With AI agents, the key to great results is not about crafting complex prompts. Instead, it's about 'context engineering'—loading your agent with rich information via files like 'agents.md'. This allows simple commands like 'write a cold email' to yield highly customized and effective outputs.
Model-Context Protocol (MCP) is a standardized layer that allows an LLM to communicate with various software tools without needing custom integrations for each. It acts like a universal translator, enabling the LLM to 'speak English' while the MCP handles communication with each tool's unique API.
Treat AI 'skills' as Standard Operating Procedures (SOPs) for your agent.
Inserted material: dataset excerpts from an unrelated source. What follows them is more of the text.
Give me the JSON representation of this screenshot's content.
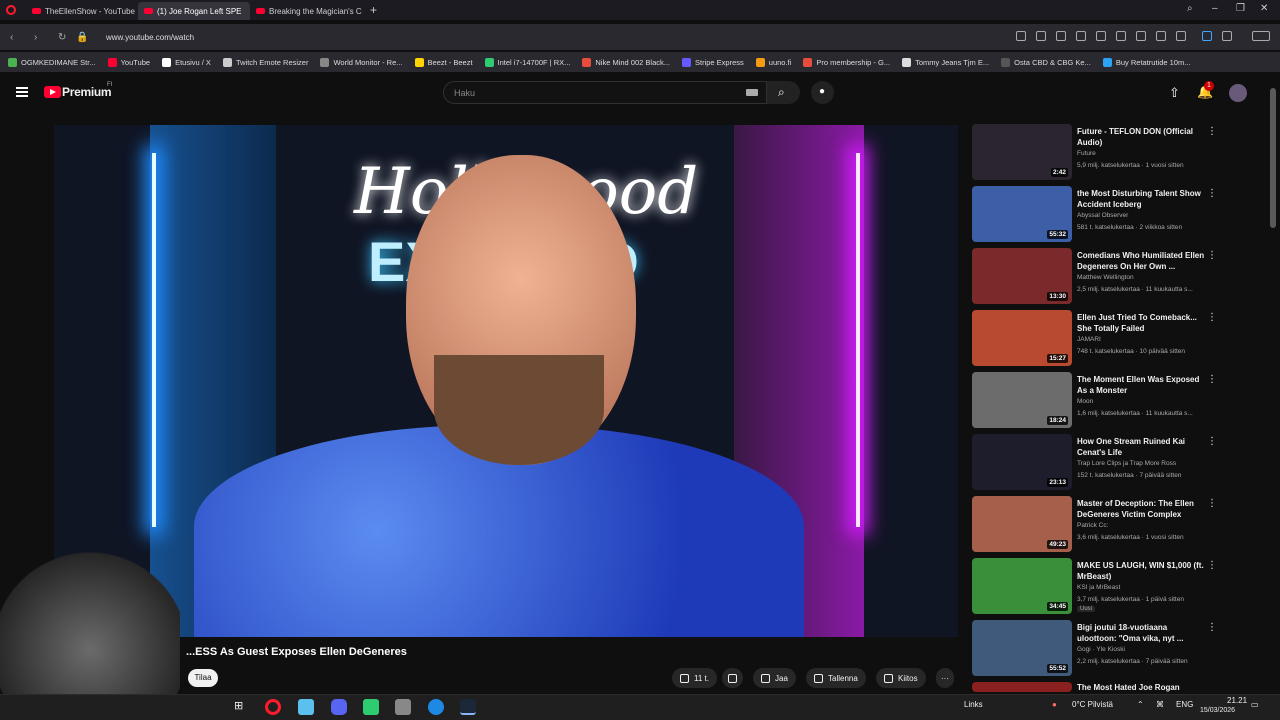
{
  "browser": {
    "tabs": [
      {
        "label": "TheEllenShow - YouTube",
        "active": false
      },
      {
        "label": "(1) Joe Rogan Left SPE",
        "active": true
      },
      {
        "label": "Breaking the Magician's C",
        "active": false
      }
    ],
    "url": "www.youtube.com/watch",
    "bookmarks": [
      {
        "label": "OGMKEDIMANE Str...",
        "color": "#4caf50"
      },
      {
        "label": "YouTube",
        "color": "#ff0033"
      },
      {
        "label": "Etusivu / X",
        "color": "#ffffff"
      },
      {
        "label": "Twitch Emote Resizer",
        "color": "#cccccc"
      },
      {
        "label": "World Monitor - Re...",
        "color": "#888888"
      },
      {
        "label": "Beezt - Beezt",
        "color": "#ffd400"
      },
      {
        "label": "Intel i7-14700F | RX...",
        "color": "#2ecc71"
      },
      {
        "label": "Nike Mind 002 Black...",
        "color": "#e74c3c"
      },
      {
        "label": "Stripe Express",
        "color": "#635bff"
      },
      {
        "label": "uuno.fi",
        "color": "#f39c12"
      },
      {
        "label": "Pro membership - G...",
        "color": "#e74c3c"
      },
      {
        "label": "Tommy Jeans Tjm E...",
        "color": "#dddddd"
      },
      {
        "label": "Osta CBD & CBG Ke...",
        "color": "#555555"
      },
      {
        "label": "Buy Retatrutide 10m...",
        "color": "#2aa4f4"
      }
    ]
  },
  "youtube": {
    "logo_text": "Premium",
    "region": "FI",
    "search_placeholder": "Haku",
    "notification_count": "1",
    "video_overlay": {
      "line1": "Hollywood",
      "line2": "EXPOSED"
    },
    "video_title": "...ESS As Guest Exposes Ellen DeGeneres",
    "subscribe_label": "Tilaa",
    "actions": {
      "likes": "11 t.",
      "share": "Jaa",
      "save": "Tallenna",
      "thanks": "Kiitos"
    },
    "recommendations": [
      {
        "title": "Future - TEFLON DON (Official Audio)",
        "channel": "Future",
        "meta": "5,9 milj. katselukertaa · 1 vuosi sitten",
        "duration": "2:42",
        "color": "#2b2530"
      },
      {
        "title": "the Most Disturbing Talent Show Accident Iceberg",
        "channel": "Abyssal Observer",
        "meta": "581 t. katselukertaa · 2 viikkoa sitten",
        "duration": "55:32",
        "color": "#3c5fa8"
      },
      {
        "title": "Comedians Who Humiliated Ellen Degeneres On Her Own ...",
        "channel": "Matthew Wellington",
        "meta": "2,5 milj. katselukertaa · 11 kuukautta s...",
        "duration": "13:30",
        "color": "#7a2a2a"
      },
      {
        "title": "Ellen Just Tried To Comeback... She Totally Failed",
        "channel": "JAMARI",
        "meta": "748 t. katselukertaa · 10 päivää sitten",
        "duration": "15:27",
        "color": "#b84b2f"
      },
      {
        "title": "The Moment Ellen Was Exposed As a Monster",
        "channel": "Moon",
        "meta": "1,6 milj. katselukertaa · 11 kuukautta s...",
        "duration": "18:24",
        "color": "#6c6c6c"
      },
      {
        "title": "How One Stream Ruined Kai Cenat's Life",
        "channel": "Trap Lore Clips ja Trap More Ross",
        "meta": "152 t. katselukertaa · 7 päivää sitten",
        "duration": "23:13",
        "color": "#1d1d2b"
      },
      {
        "title": "Master of Deception: The Ellen DeGeneres Victim Complex",
        "channel": "Patrick Cc:",
        "meta": "3,6 milj. katselukertaa · 1 vuosi sitten",
        "duration": "49:23",
        "color": "#a65f4a"
      },
      {
        "title": "MAKE US LAUGH, WIN $1,000 (ft. MrBeast)",
        "channel": "KSI ja MrBeast",
        "meta": "3,7 milj. katselukertaa · 1 päivä sitten",
        "duration": "34:45",
        "color": "#3a8f3a",
        "badge": "Uusi"
      },
      {
        "title": "Bigi joutui 18-vuotiaana uloottoon: \"Oma vika, nyt ...",
        "channel": "Gogi · Yle Kioski",
        "meta": "2,2 milj. katselukertaa · 7 päivää sitten",
        "duration": "55:52",
        "color": "#3f5a7a"
      },
      {
        "title": "The Most Hated Joe Rogan",
        "channel": "",
        "meta": "",
        "duration": "",
        "color": "#8a2020"
      }
    ]
  },
  "taskbar": {
    "links": "Links",
    "weather": "0°C  Pilvistä",
    "lang": "ENG",
    "time": "21.21",
    "date": "15/03/2026"
  }
}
By packaging a multi-step process, like creating a custom proposal, into a '.skill' file, you can simply invoke its name in the future. This lets the agent execute the entire workflow without needing repeated instructions.
Go beyond single-use skills by chaining them together. For instance, a daily 'morning brief' skill can be designed to automatically trigger a 'podcast guest research' skill whenever a podcast is detected on your calendar. This creates complex, multi-layered automations that run without manual intervention.
To keep your AI agent efficient, differentiate between global and project-level skills and context files. General-purpose tools, like a text truncation skill, should be global. Specific processes, like a referral template, should be kept at the project level to avoid cluttering every interaction.
Instead of building skills from scratch, first complete a task through a back-and-forth conversation with your agent. Once you're satisfied with the result, instruct the agent to 'create a skill for what we just did.' It will then codify that successful process into a reusable file for future use.